Chargers could one day be a thing of the past thanks to the development of an LCD screen that doesn’t need a power source. The ultra-thin LCD display, described in Optics Letters on 22 October, is also capably of displaying three-dimensional images; making it a compact, energy-efficient way to display visual information.
Invented by scientists from the Hong Kong University of Science and Technology, the LCD screen is bi-stable, meaning it only uses power when the image on the screen changes. Therefore, it is well-suited for applications that use a static image for most of the time, such as e-book readers.
Unlike other methods for creating 3D images, to minimise energy consumption, the scientists create the illusion of depth from a single image by altering the polarisation of the light passing through the display.
Liquid crystal displays (LCDs) are used in everything from television screens to digital clock faces. In a traditional LCD, liquid crystal molecules are sandwiched between polarised glass plates. Electrodes pass current through the apparatus, influencing the orientation of the liquid crystals inside and manipulating the way they interact with the polarised light. The light and dark sections of the readout display are controlled by the amount of current flowing into them.
Newer displays do not use the electrodes; therefore making the screen thinner and decreasing its energy requirements. Once an image is uploaded to the screen via a flash of light, no power is required to keep it there. ‘Because the proposed LCD does not have any driving electronics, the fabrication is extremely simple. The bi-stable feature provides a low power consumption display that can store an image for several years,’ explained Abhishek Srivastava, one of the authors of the paper.

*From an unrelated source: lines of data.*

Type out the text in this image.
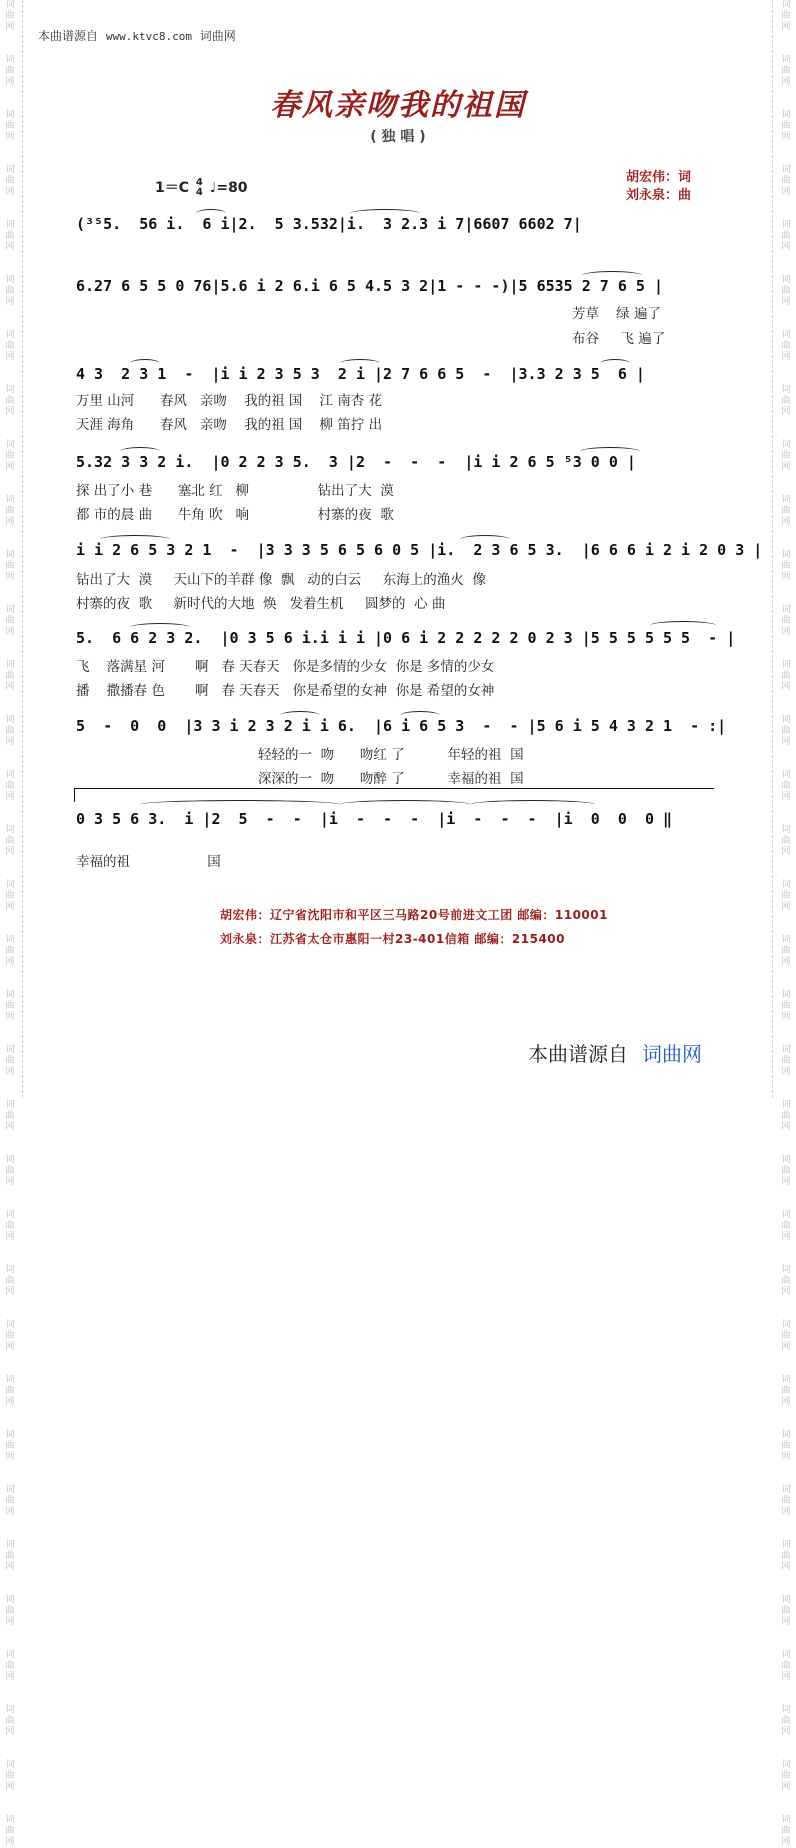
词
曲
网

词
曲
网

词
曲
网

词
曲
网

词
曲
网

词
曲
网

词
曲
网

词
曲
网

词
曲
网

词
曲
网

词
曲
网

词
曲
网

词
曲
网

词
曲
网

词
曲
网

词
曲
网

词
曲
网

词
曲
网

词
曲
网

词
曲
网

词
曲
网

词
曲
网

词
曲
网

词
曲
网

词
曲
网

词
曲
网

词
曲
网

词
曲
网

词
曲
网

词
曲
网

词
曲
网

词
曲
网

词
曲
网

词
曲
网

词
曲
网

词
曲
网

词
曲
网

词
曲
网

词
曲
网

词
曲
网

词
曲
网

词
曲
网

词
曲
网

词
曲
网

词
曲
网

词
曲
网

词
曲
网

词
曲
网

词
曲
网

词
曲
网

词
曲
网

词
曲
网

词
曲
网

词
曲
网

词
曲
网

词
曲
网

词
曲
网

词
曲
网

词
曲
网

词
曲
网

词
曲
网

词
曲
网

词
曲
网

词
曲
网

词
曲
网

词
曲
网

词
曲
网

词
曲
网

本曲谱源自 www.ktvc8.com 词曲网
春风亲吻我的祖国
( 独 唱 )
1＝C 4
4 ♩=80
胡宏伟：词
刘永泉：曲
(³⁵5.  56 i.  6 i|2.  5 3.532|i.  3 2.3 i 7|6607 6602 7|
6.27 6 5 5 0 76|5.6 i 2 6.i 6 5 4.5 3 2|1 - - -)|5 6535 2 7 6 5 |
芳草    绿 遍了
布谷     飞 遍了
4 3  2 3 1  -  |i i 2 3 5 3  2 i |2 7 6 6 5  -  |3.3 2 3 5  6 |
万里 山河      春风   亲吻    我的祖 国    江 南杏 花
天涯 海角      春风   亲吻    我的祖 国    柳 笛拧 出
5.32 3 3 2 i.  |0 2 2 3 5.  3 |2  -  -  -  |i i 2 6 5 ⁵3 0 0 |
探 出了小 巷      塞北 红   柳                钻出了大  漠
都 市的晨 曲      牛角 吹   响                村寨的夜  歌
i i 2 6 5 3 2 1  -  |3 3 3 5 6 5 6 0 5 |i.  2 3 6 5 3.  |6 6 6 i 2 i 2 0 3 |
钻出了大  漠     天山下的羊群 像  飘   动的白云     东海上的渔火  像
村寨的夜  歌     新时代的大地  焕   发着生机     圆梦的  心 曲
5.  6 6 2 3 2.  |0 3 5 6 i.i i i |0 6 i 2 2 2 2 2 0 2 3 |5 5 5 5 5 5  - |
飞    落满星 河       啊   春 天春天   你是多情的少女  你是 多情的少女
播    撒播春 色       啊   春 天春天   你是希望的女神  你是 希望的女神
5  -  0  0  |3 3 i 2 3 2 i i 6.  |6 i 6 5 3  -  - |5 6 i 5 4 3 2 1  - :|
轻轻的一  吻      吻红 了          年轻的祖  国
深深的一  吻      吻醉 了          幸福的祖  国
0 3 5 6 3.  i |2  5  -  -  |i  -  -  -  |i  -  -  -  |i  0  0  0 ‖
幸福的祖                  国
胡宏伟：辽宁省沈阳市和平区三马路20号前进文工团 邮编：110001
刘永泉：江苏省太仓市惠阳一村23-401信箱 邮编：215400
本曲谱源自 词曲网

To add the capability to view 3D images, instead of displaying multiple images on separate panels and carefully aligning them − which wastes both time and energy − the researchers altered the polarisation of the light passing through the display. The image is split into three zones: one in which the light is twisted 45° to the left, another in which it is twisted 45° to the right, and a third in which it is unmodified. When passed through a special filter, the light from the three zones is polarised in different directions. Glasses worn by the viewer then make the image appear three-dimensional by providing a different view to each eye.
The technology isn’t suitable to be used for television screens quite yet: it only displays images in greyscale and can’t refresh them fast enough to show a film. However, Srivastava and his colleagues are in the process of optimising their device for consumer use by adding colour capabilities and improving the refresh rate.